Exposure of the fetal sheep to moderate to severe hypoxic stress results in both increased cortical blood flow and decreased metabolic rate. Using intravenous infusion of 8‐cyclopentyl‐1,3‐dipropylxanthine (DPCPX), a selective adenosine A 1 receptor antagonist that is permeable to the blood brain barrier, we examine the role of adenosine A 1 receptors in mediating cortical blood flow and metabolic responses to moderate hypoxia. The effects of DPCPX blockade are compared to controls as well as animals receiving intravenous 8‐( p ‐sulfophenyl)‐theophylline) (8‐SPT), a non‐selective adenosine receptor antagonist which has been found to be blood brain barrier impermeable. Laser Doppler flow probes, tissue P O2 , and thermocouples were implanted in the cerebral cortices of near‐term fetal sheep. Catheters were placed in the brachial artery and sagittal sinus vein for collection of samples for blood gas analysis. Three to seven days later responses to a 30‐min period of fetal hypoxemia (arterial P O2 10–12 mmHg) were studied with administration of 8‐SPT, DPCPX, or vehicle. Cerebral metabolic rate was determined by calculation of both brain heat production and oxygen consumption. In response to hypoxia, control experiments demonstrated a 42 ± 7 % decrease in cortical heat production and a 35 ± 10 % reduction in oxygen consumption.
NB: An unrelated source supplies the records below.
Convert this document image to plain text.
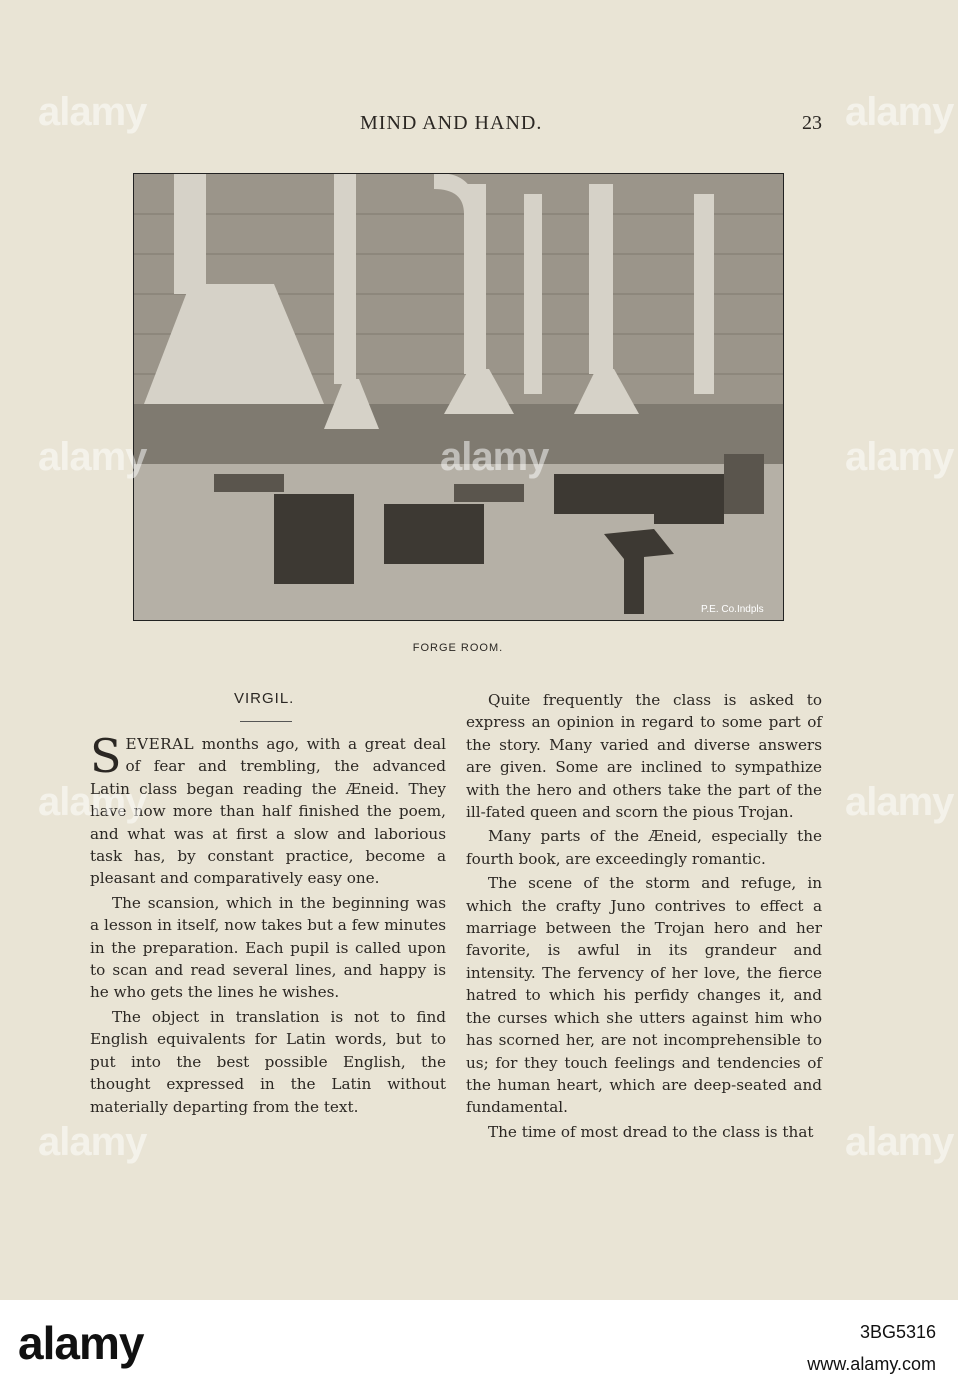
MIND AND HAND.	23
P.E. Co.Indpls
FORGE ROOM.
VIRGIL.

SEVERAL months ago, with a great deal of fear and trembling, the advanced Latin class began reading the Æneid. They have now more than half finished the poem, and what was at first a slow and laborious task has, by constant practice, become a pleasant and comparatively easy one.

The scansion, which in the beginning was a lesson in itself, now takes but a few minutes in the preparation. Each pupil is called upon to scan and read several lines, and happy is he who gets the lines he wishes.

The object in translation is not to find English equivalents for Latin words, but to put into the best possible English, the thought expressed in the Latin without materially departing from the text.

Quite frequently the class is asked to express an opinion in regard to some part of the story. Many varied and diverse answers are given. Some are inclined to sympathize with the hero and others take the part of the ill-fated queen and scorn the pious Trojan.

Many parts of the Æneid, especially the fourth book, are exceedingly romantic.

The scene of the storm and refuge, in which the crafty Juno contrives to effect a marriage between the Trojan hero and her favorite, is awful in its grandeur and intensity. The fervency of her love, the fierce hatred to which his perfidy changes it, and the curses which she utters against him who has scorned her, are not incomprehensible to us; for they touch feelings and tendencies of the human heart, which are deep-seated and fundamental.

The time of most dread to the class is that

alamy	alamy
alamy	alamy
alamy	alamy
alamy	alamy
alamy
alamy	3BG5316
www.alamy.com
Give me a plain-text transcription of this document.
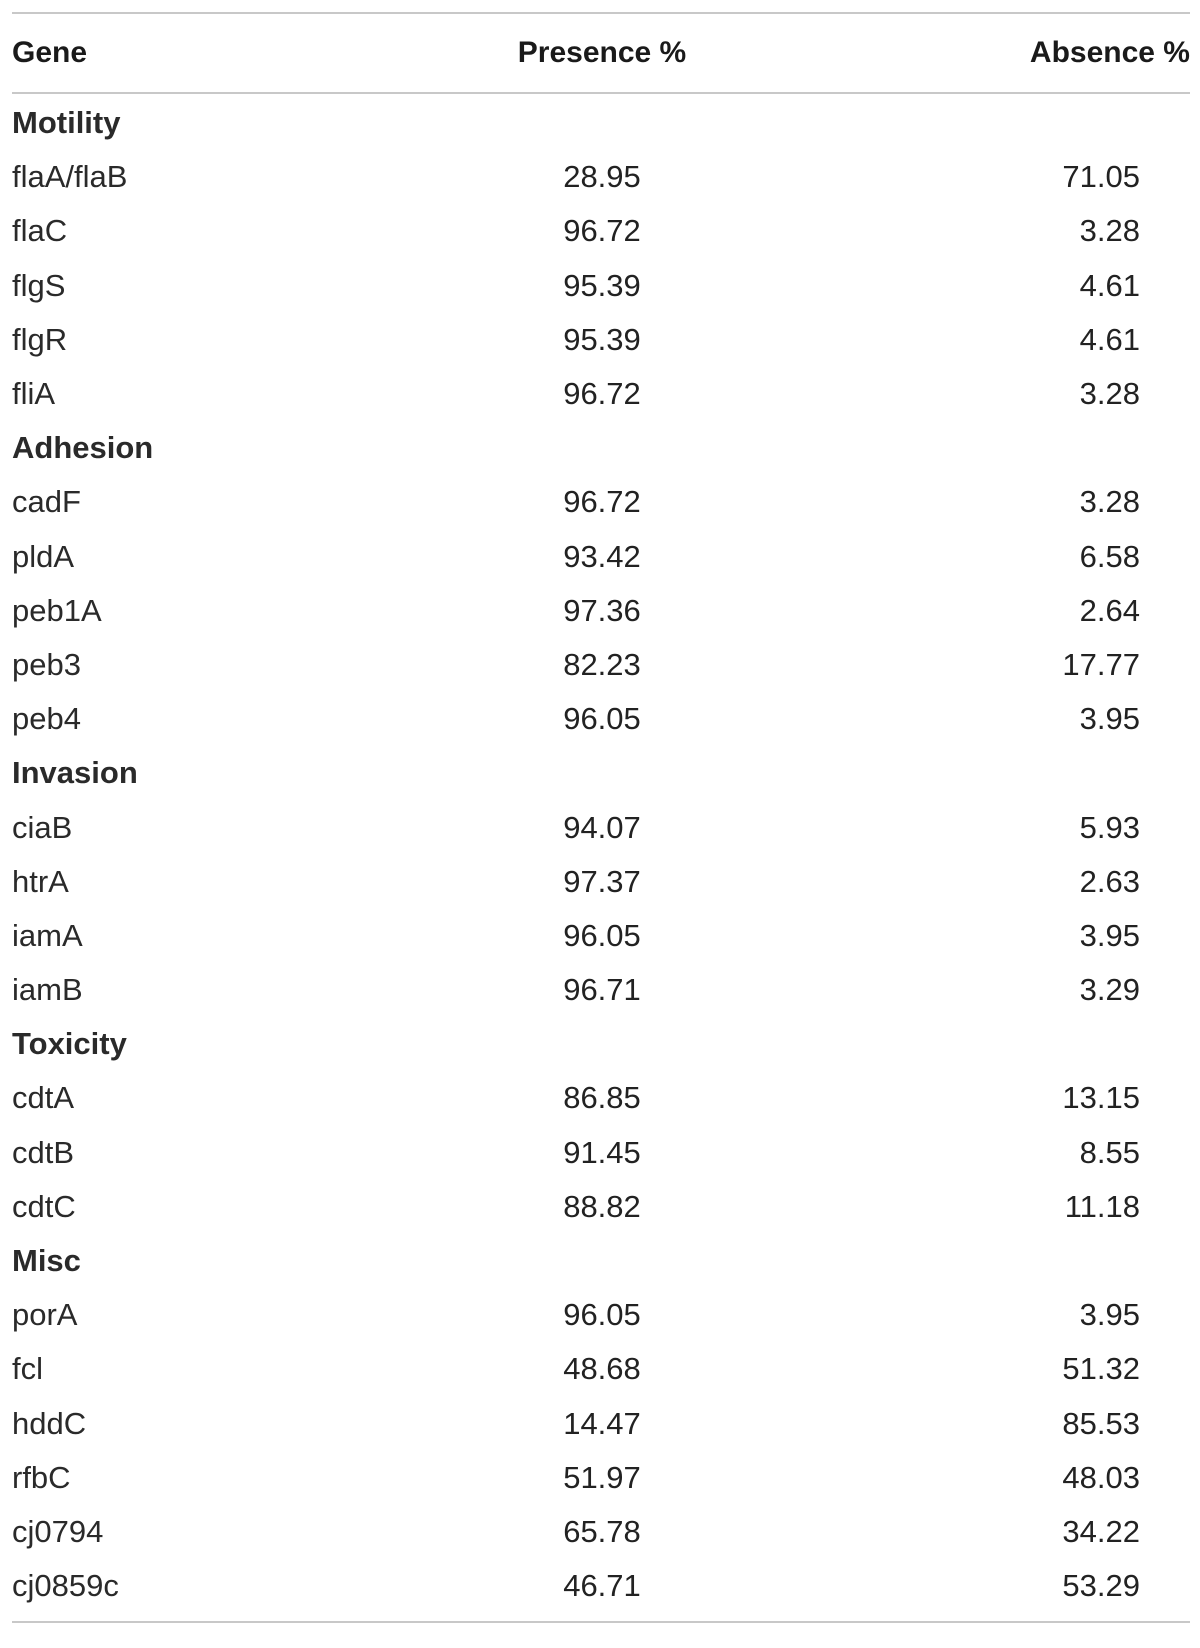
Gene	Presence %	Absence %
Motility
flaA/flaB	28.95	71.05
flaC	96.72	3.28
flgS	95.39	4.61
flgR	95.39	4.61
fliA	96.72	3.28
Adhesion
cadF	96.72	3.28
pldA	93.42	6.58
peb1A	97.36	2.64
peb3	82.23	17.77
peb4	96.05	3.95
Invasion
ciaB	94.07	5.93
htrA	97.37	2.63
iamA	96.05	3.95
iamB	96.71	3.29
Toxicity
cdtA	86.85	13.15
cdtB	91.45	8.55
cdtC	88.82	11.18
Misc
porA	96.05	3.95
fcl	48.68	51.32
hddC	14.47	85.53
rfbC	51.97	48.03
cj0794	65.78	34.22
cj0859c	46.71	53.29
In contrast, DPCPX infusion during hypoxia resulted in no significant change in brain heat production or oxygen consumption, suggesting the adenosine A 1 receptor is involved in lowering metabolic rate during hypoxia. The decrease in cerebral metabolic rate was not altered by 8‐SPT infusion, suggesting that the response is not mediated by adenosine receptors located outside the blood brain barrier. In response to hypoxia, control experiments demonstrated a 35 ± 7 % increase in cortical blood flow. DPCPX infusion did not change this increase in cortical blood flow, however 8‐SPT infusion attenuated increases in flow, indicating that hypoxic increases in cerebral blood flow are mediated by adenosine but not via the A 1 receptor. In summary, adenosine appears to play a key role in fetal hypoxic defences, acting to increase O 2 delivery via adenosine A 2 receptors and to decrease metabolic rate via A 1 receptors inside the blood brain barrier. These data show for the first time in the mammalian fetus that the adenosine A 1 receptor is an important mediator of brain metabolic rate during moderate hypoxia.